Genealogy sites aren’t just useful for researching your family tree anymore, after genetic information from one platform helped solve a four-decade old cold case in the Golden State. Now, privacy experts say everyone should be aware of what information they give away with their DNA.
The Golden State Killer case baffled police for decades. But the man believed to have murdered at least 12 people and raped 50 women across California between 1976 and 1986 was finally captured. The alleged killer, Joseph James Deangelo, a 72-year-old former police officer, was arrested on Tuesday by Federal Bureau of Investigation agents. It was done with the help of two pieces of DNA evidence discarded at the scene of the crime and a small, independent genealogy site.
The FBI submitted DNA to GEDMatch under a fake name.
Authorities found the alleged serial killer by submitting the DNA sample to genealogy site GEDMatch under a fake name. On Friday, GEDMatch, a Lake Worth, Fla.-based site confirmed its DNA-matching service was used. “Although we were not approached by law enforcement or anyone else about this case or about the DNA, it has always been GEDmatch’s policy to inform users that the database could be used for other uses,” spokesman Curtis Rogers told MarketWatch.
DNA could eventually affect your ability to get a job or insurance
It is never been easier to share your DNA with the world. “Everything the police did is something your Aunt Sally could do,” said Erin Murphy, professor at New York University School of Law. “We are still learning about what the genome will be able to tell us and the legal structures are not in place to circumscribe that information,” she says. “If we are able to use genomes to predict behavioral traits, that could affect your ability to get a job or your ability to get insurance.”
‘Everything the police did is something your Aunt Sally could do.’
The FBI’s use of genealogy sites is only the beginning, Murphy says.
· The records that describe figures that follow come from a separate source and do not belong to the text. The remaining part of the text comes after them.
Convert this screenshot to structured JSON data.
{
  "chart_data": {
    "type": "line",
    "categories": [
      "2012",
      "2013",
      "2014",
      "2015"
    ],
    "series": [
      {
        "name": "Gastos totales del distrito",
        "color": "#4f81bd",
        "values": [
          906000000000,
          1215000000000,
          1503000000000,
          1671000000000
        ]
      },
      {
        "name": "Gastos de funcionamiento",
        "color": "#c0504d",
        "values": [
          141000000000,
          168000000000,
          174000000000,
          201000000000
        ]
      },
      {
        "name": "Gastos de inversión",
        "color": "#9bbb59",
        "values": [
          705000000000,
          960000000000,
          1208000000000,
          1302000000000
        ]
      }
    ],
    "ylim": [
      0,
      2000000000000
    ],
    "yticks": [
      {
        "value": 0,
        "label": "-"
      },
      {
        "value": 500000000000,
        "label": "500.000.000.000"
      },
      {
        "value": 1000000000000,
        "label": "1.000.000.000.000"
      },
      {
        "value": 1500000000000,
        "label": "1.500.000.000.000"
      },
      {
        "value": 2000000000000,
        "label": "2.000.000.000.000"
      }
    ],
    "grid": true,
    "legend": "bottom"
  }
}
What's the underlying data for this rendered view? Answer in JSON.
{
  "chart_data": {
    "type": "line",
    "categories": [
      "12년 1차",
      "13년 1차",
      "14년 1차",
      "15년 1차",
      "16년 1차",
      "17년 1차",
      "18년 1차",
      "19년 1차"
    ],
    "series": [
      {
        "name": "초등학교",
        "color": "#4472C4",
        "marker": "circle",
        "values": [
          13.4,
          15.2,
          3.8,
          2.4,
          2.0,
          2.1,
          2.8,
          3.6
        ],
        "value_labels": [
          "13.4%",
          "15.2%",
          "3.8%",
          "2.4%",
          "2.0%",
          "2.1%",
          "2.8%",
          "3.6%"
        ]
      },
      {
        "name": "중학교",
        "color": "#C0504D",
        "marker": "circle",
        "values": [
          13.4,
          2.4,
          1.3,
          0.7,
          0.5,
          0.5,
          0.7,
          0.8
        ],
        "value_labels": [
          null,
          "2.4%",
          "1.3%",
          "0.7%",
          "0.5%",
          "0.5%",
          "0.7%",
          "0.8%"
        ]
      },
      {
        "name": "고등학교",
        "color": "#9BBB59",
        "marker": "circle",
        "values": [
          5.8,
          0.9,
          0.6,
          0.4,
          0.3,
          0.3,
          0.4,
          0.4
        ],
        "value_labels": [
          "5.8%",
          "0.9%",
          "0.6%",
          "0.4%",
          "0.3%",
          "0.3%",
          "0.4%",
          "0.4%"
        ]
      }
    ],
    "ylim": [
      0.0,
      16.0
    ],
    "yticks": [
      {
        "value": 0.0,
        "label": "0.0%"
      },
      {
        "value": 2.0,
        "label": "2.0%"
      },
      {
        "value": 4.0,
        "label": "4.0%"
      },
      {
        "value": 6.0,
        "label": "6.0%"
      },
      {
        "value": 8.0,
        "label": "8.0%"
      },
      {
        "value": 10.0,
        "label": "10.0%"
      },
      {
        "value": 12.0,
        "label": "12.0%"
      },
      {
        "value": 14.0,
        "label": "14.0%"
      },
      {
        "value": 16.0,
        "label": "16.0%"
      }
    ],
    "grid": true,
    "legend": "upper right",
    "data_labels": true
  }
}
The latest case involving GEDMatch is “a wake-up call” to rethink our relationship with these technologies—in the same way people are re-examining their relationship with Facebook FB, -0.33% after recent privacy violations at the social media site, she says. “I don’t think we want to live in a world where no one can have any data,” Murphy says. “Nor do I think we should have total transparency for police.”
“We’ve been warning people about this for years,” says Pam Dixon, executive director of the World Privacy Forum, a Washington, D.C.-based think tank. “When you upload your DNA to a company like GEDMatch, you don’t have federal privacy protections under HIPPA.” The Health Insurance Portability and Accountability Act of 1996 restricts who is allowed to access medical information, but this only applies to health-care providers, health-care clearinghouses and health plans.
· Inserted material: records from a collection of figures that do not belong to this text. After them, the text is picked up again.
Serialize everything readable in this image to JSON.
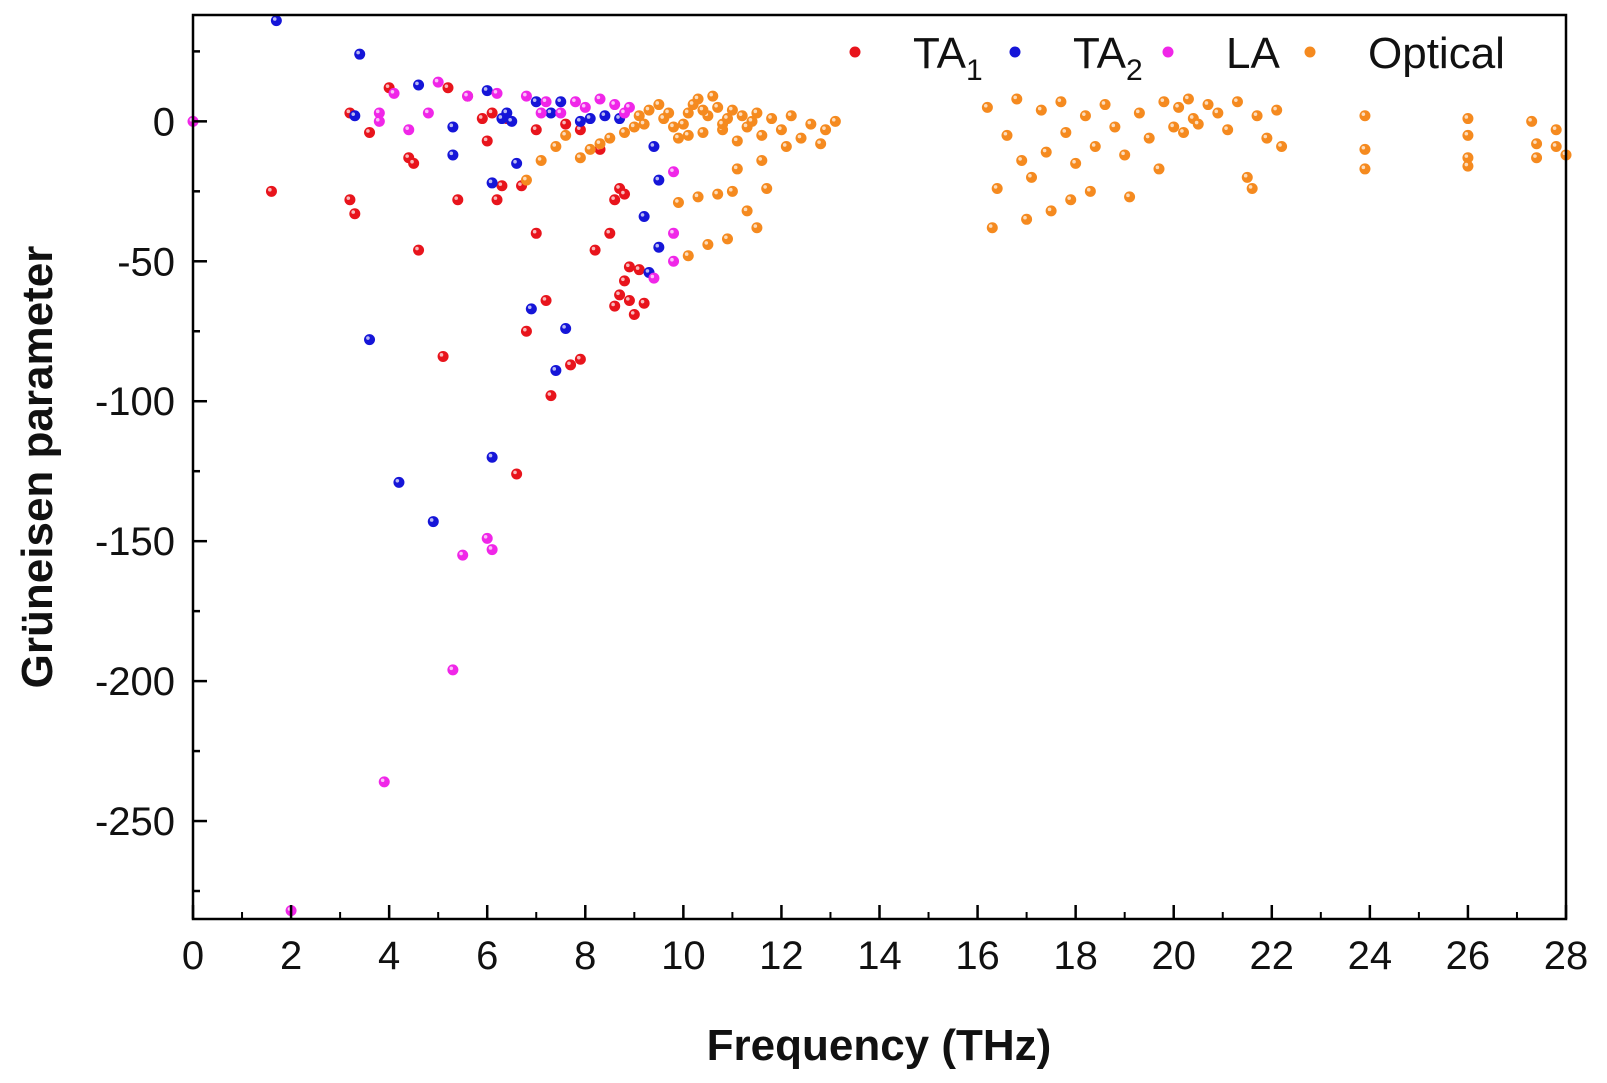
{
  "chart_data": {
    "type": "scatter",
    "title": "",
    "xlabel": "Frequency (THz)",
    "ylabel": "Grüneisen parameter",
    "xlim": [
      0,
      28
    ],
    "ylim": [
      -285,
      38
    ],
    "x_ticks": [
      0,
      2,
      4,
      6,
      8,
      10,
      12,
      14,
      16,
      18,
      20,
      22,
      24,
      26,
      28
    ],
    "y_ticks": [
      0,
      -50,
      -100,
      -150,
      -200,
      -250
    ],
    "legend_position": "top-right",
    "series": [
      {
        "name": "TA1",
        "label_main": "TA",
        "label_sub": "1",
        "color": "#e8141c",
        "points": [
          [
            1.6,
            -25
          ],
          [
            3.2,
            3
          ],
          [
            3.2,
            -28
          ],
          [
            3.3,
            -33
          ],
          [
            3.6,
            -4
          ],
          [
            4.0,
            12
          ],
          [
            4.4,
            -13
          ],
          [
            4.5,
            -15
          ],
          [
            4.6,
            -46
          ],
          [
            5.1,
            -84
          ],
          [
            5.2,
            12
          ],
          [
            5.4,
            -28
          ],
          [
            5.6,
            9
          ],
          [
            5.9,
            1
          ],
          [
            6.0,
            -7
          ],
          [
            6.1,
            3
          ],
          [
            6.2,
            -28
          ],
          [
            6.3,
            -23
          ],
          [
            6.6,
            -126
          ],
          [
            6.7,
            -23
          ],
          [
            6.8,
            -75
          ],
          [
            7.0,
            -3
          ],
          [
            7.0,
            -40
          ],
          [
            7.2,
            -64
          ],
          [
            7.3,
            -98
          ],
          [
            7.6,
            -1
          ],
          [
            7.7,
            -87
          ],
          [
            7.9,
            -85
          ],
          [
            8.2,
            -46
          ],
          [
            8.5,
            -40
          ],
          [
            8.6,
            -28
          ],
          [
            8.7,
            -24
          ],
          [
            8.8,
            -26
          ],
          [
            8.6,
            -66
          ],
          [
            8.7,
            -62
          ],
          [
            8.8,
            -57
          ],
          [
            8.9,
            -52
          ],
          [
            8.9,
            -64
          ],
          [
            9.0,
            -69
          ],
          [
            9.1,
            -53
          ],
          [
            9.2,
            -65
          ],
          [
            6.4,
            1
          ],
          [
            7.9,
            -3
          ],
          [
            8.3,
            -10
          ]
        ]
      },
      {
        "name": "TA2",
        "label_main": "TA",
        "label_sub": "2",
        "color": "#1515d8",
        "points": [
          [
            1.7,
            36
          ],
          [
            3.3,
            2
          ],
          [
            3.4,
            24
          ],
          [
            3.6,
            -78
          ],
          [
            4.2,
            -129
          ],
          [
            4.6,
            13
          ],
          [
            4.9,
            -143
          ],
          [
            5.3,
            -2
          ],
          [
            5.3,
            -12
          ],
          [
            6.0,
            11
          ],
          [
            6.1,
            -22
          ],
          [
            6.1,
            -120
          ],
          [
            6.3,
            1
          ],
          [
            6.4,
            3
          ],
          [
            6.6,
            -15
          ],
          [
            6.9,
            -67
          ],
          [
            7.0,
            7
          ],
          [
            7.4,
            -89
          ],
          [
            7.5,
            7
          ],
          [
            7.6,
            -74
          ],
          [
            7.9,
            0
          ],
          [
            8.1,
            1
          ],
          [
            8.4,
            2
          ],
          [
            8.7,
            1
          ],
          [
            9.2,
            -34
          ],
          [
            9.3,
            -54
          ],
          [
            9.4,
            -9
          ],
          [
            9.5,
            -21
          ],
          [
            9.5,
            -45
          ],
          [
            6.5,
            0
          ],
          [
            7.3,
            3
          ]
        ]
      },
      {
        "name": "LA",
        "label_main": "LA",
        "label_sub": "",
        "color": "#f026e8",
        "points": [
          [
            0.0,
            0
          ],
          [
            2.0,
            -282
          ],
          [
            3.8,
            3
          ],
          [
            3.8,
            0
          ],
          [
            3.9,
            -236
          ],
          [
            4.1,
            10
          ],
          [
            4.4,
            -3
          ],
          [
            4.8,
            3
          ],
          [
            5.0,
            14
          ],
          [
            5.3,
            -196
          ],
          [
            5.5,
            -155
          ],
          [
            5.6,
            9
          ],
          [
            6.0,
            -149
          ],
          [
            6.1,
            -153
          ],
          [
            6.2,
            10
          ],
          [
            6.8,
            9
          ],
          [
            7.1,
            3
          ],
          [
            7.5,
            3
          ],
          [
            7.8,
            7
          ],
          [
            8.0,
            5
          ],
          [
            8.3,
            8
          ],
          [
            8.6,
            6
          ],
          [
            8.8,
            3
          ],
          [
            8.9,
            5
          ],
          [
            9.4,
            -56
          ],
          [
            9.8,
            -18
          ],
          [
            9.8,
            -40
          ],
          [
            9.8,
            -50
          ],
          [
            7.2,
            7
          ]
        ]
      },
      {
        "name": "Optical",
        "label_main": "Optical",
        "label_sub": "",
        "color": "#f58a1f",
        "points": [
          [
            6.8,
            -21
          ],
          [
            7.1,
            -14
          ],
          [
            7.4,
            -9
          ],
          [
            7.6,
            -5
          ],
          [
            7.9,
            -13
          ],
          [
            8.1,
            -10
          ],
          [
            8.3,
            -8
          ],
          [
            8.5,
            -6
          ],
          [
            8.8,
            -4
          ],
          [
            9.0,
            -2
          ],
          [
            9.1,
            2
          ],
          [
            9.3,
            4
          ],
          [
            9.5,
            6
          ],
          [
            9.6,
            1
          ],
          [
            9.8,
            -2
          ],
          [
            9.9,
            -6
          ],
          [
            10.0,
            -1
          ],
          [
            10.1,
            3
          ],
          [
            10.2,
            6
          ],
          [
            10.3,
            8
          ],
          [
            10.4,
            -4
          ],
          [
            10.5,
            2
          ],
          [
            10.6,
            9
          ],
          [
            10.7,
            5
          ],
          [
            10.8,
            -3
          ],
          [
            10.9,
            1
          ],
          [
            11.0,
            4
          ],
          [
            11.1,
            -7
          ],
          [
            11.2,
            2
          ],
          [
            11.3,
            -2
          ],
          [
            11.5,
            3
          ],
          [
            11.6,
            -5
          ],
          [
            11.8,
            1
          ],
          [
            12.0,
            -3
          ],
          [
            12.2,
            2
          ],
          [
            12.4,
            -6
          ],
          [
            12.6,
            -1
          ],
          [
            12.8,
            -8
          ],
          [
            12.9,
            -3
          ],
          [
            13.1,
            0
          ],
          [
            9.2,
            -1
          ],
          [
            9.7,
            3
          ],
          [
            10.1,
            -5
          ],
          [
            10.4,
            4
          ],
          [
            10.8,
            -1
          ],
          [
            11.4,
            0
          ],
          [
            12.1,
            -9
          ],
          [
            9.9,
            -29
          ],
          [
            10.1,
            -48
          ],
          [
            10.3,
            -27
          ],
          [
            10.5,
            -44
          ],
          [
            10.7,
            -26
          ],
          [
            10.9,
            -42
          ],
          [
            11.0,
            -25
          ],
          [
            11.1,
            -17
          ],
          [
            11.3,
            -32
          ],
          [
            11.5,
            -38
          ],
          [
            11.6,
            -14
          ],
          [
            11.7,
            -24
          ],
          [
            16.2,
            5
          ],
          [
            16.3,
            -38
          ],
          [
            16.4,
            -24
          ],
          [
            16.6,
            -5
          ],
          [
            16.8,
            8
          ],
          [
            16.9,
            -14
          ],
          [
            17.0,
            -35
          ],
          [
            17.1,
            -20
          ],
          [
            17.3,
            4
          ],
          [
            17.4,
            -11
          ],
          [
            17.5,
            -32
          ],
          [
            17.7,
            7
          ],
          [
            17.8,
            -4
          ],
          [
            17.9,
            -28
          ],
          [
            18.0,
            -15
          ],
          [
            18.2,
            2
          ],
          [
            18.3,
            -25
          ],
          [
            18.4,
            -9
          ],
          [
            18.6,
            6
          ],
          [
            18.8,
            -2
          ],
          [
            19.0,
            -12
          ],
          [
            19.1,
            -27
          ],
          [
            19.3,
            3
          ],
          [
            19.5,
            -6
          ],
          [
            19.7,
            -17
          ],
          [
            19.8,
            7
          ],
          [
            20.0,
            -2
          ],
          [
            20.1,
            5
          ],
          [
            20.2,
            -4
          ],
          [
            20.3,
            8
          ],
          [
            20.4,
            1
          ],
          [
            20.5,
            -1
          ],
          [
            20.7,
            6
          ],
          [
            20.9,
            3
          ],
          [
            21.1,
            -3
          ],
          [
            21.3,
            7
          ],
          [
            21.5,
            -20
          ],
          [
            21.6,
            -24
          ],
          [
            21.7,
            2
          ],
          [
            21.9,
            -6
          ],
          [
            22.1,
            4
          ],
          [
            22.2,
            -9
          ],
          [
            23.9,
            -17
          ],
          [
            23.9,
            -10
          ],
          [
            23.9,
            2
          ],
          [
            26.0,
            1
          ],
          [
            26.0,
            -5
          ],
          [
            26.0,
            -13
          ],
          [
            26.0,
            -16
          ],
          [
            27.3,
            0
          ],
          [
            27.4,
            -8
          ],
          [
            27.4,
            -13
          ],
          [
            27.8,
            -3
          ],
          [
            27.8,
            -9
          ],
          [
            28.0,
            -12
          ]
        ]
      }
    ]
  }
}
Parents and children could find out that they’re not related
People who don’t contribute their DNA to sites may also be affected, says Kayte Spector-Bagdady, an assistant professor in the Department of Obstetrics and Gynecology at the University of Michigan Medical School. The Golden State Killer suspect, for example, didn’t contribute his own DNA. “He was smart enough to avoid that,” she says. “GEDMatch even captures third and fourth cousins. There’s no way to control what your blood relatives do.”
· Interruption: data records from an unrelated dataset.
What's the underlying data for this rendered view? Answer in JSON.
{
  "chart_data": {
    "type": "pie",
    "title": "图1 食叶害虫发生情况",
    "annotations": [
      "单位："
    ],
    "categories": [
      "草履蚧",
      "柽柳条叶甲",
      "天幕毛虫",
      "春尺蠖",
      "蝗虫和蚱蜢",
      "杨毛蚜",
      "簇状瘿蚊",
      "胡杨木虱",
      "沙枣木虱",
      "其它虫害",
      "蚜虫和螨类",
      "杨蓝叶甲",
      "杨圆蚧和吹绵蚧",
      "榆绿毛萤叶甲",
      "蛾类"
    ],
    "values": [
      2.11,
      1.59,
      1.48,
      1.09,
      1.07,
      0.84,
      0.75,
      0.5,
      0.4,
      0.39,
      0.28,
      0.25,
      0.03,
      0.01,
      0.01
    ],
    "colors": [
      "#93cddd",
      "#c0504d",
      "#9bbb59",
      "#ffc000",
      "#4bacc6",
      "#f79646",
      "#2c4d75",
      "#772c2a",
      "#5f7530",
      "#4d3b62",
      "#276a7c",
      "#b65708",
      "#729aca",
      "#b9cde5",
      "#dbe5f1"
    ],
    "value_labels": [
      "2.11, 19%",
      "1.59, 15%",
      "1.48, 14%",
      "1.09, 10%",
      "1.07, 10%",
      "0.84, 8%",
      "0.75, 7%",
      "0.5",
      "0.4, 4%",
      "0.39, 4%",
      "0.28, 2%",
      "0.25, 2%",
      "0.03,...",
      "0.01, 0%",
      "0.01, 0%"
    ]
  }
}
‘There’s no way to control what your blood relatives do.’
There are other implications for people who yearn to create their family tree online. Among them: “People who donated sperm anonymously could later be outed by family members through these ancestry-matching companies that they didn’t contribute to themselves,” Spector-Bagdady says. “A child could contribute their data and realize they have siblings they didn’t know about it, or realize that their social father is not actually their biological father.”
It is also possible to “reverse identify” people through their DNA. One study using software and internet searches, published in the journal Science in 2013, demonstrated that surnames can be recovered by matching the Y chromosome of an anonymous subject to genetic data from, say, a third cousin with a known surname. In 2008, the Translational Genomics Research Institute, a nonprofit research firm in Scottsdale, Ariz., published a similar study.
Genealogy sites outline their privacy protection policies
23andMe and Ancestry.com, which weren’t involved in the capture of the Golden State Killer, have lengthy privacy policies. 23andMe states: “We will not sell, lease or rent your individual-level information to any third party or to a third party for research purposes without your explicit consent.” Similarly, Ancestry.com’s policy states it doesn’t share genetic information with employers, insurance providers, or third-party marketers “without your consent.”
Genealogy must balance the common good with privacy.
A spokesman for 23andMe told MarketWatch, “23andMe has never given customer information to law enforcement officials.” A spokesperson for Ancestry.com said the site releases an annual online transparency report. According to that report, “We received no requests for information related to genetic information of any Ancestry member, and we did not disclose any such information to law enforcement.” Genealogy packages start at $79.99 on 23andMe and $59 on Ancestry.com.
These sites must balance the common good with an individual’s privacy. “Isn’t is a good thing to have caught this killer? Yes, it is,” Dixon says. “But what if there’s a significant disease running in your biological family and you are adopted? Should you find and tell your relatives? What about custody cases or ownership claims? All of these questions introduce profound ethical issues. The old world of ‘I have nothing to hide, so I’m not concerned’ is no longer applicable.”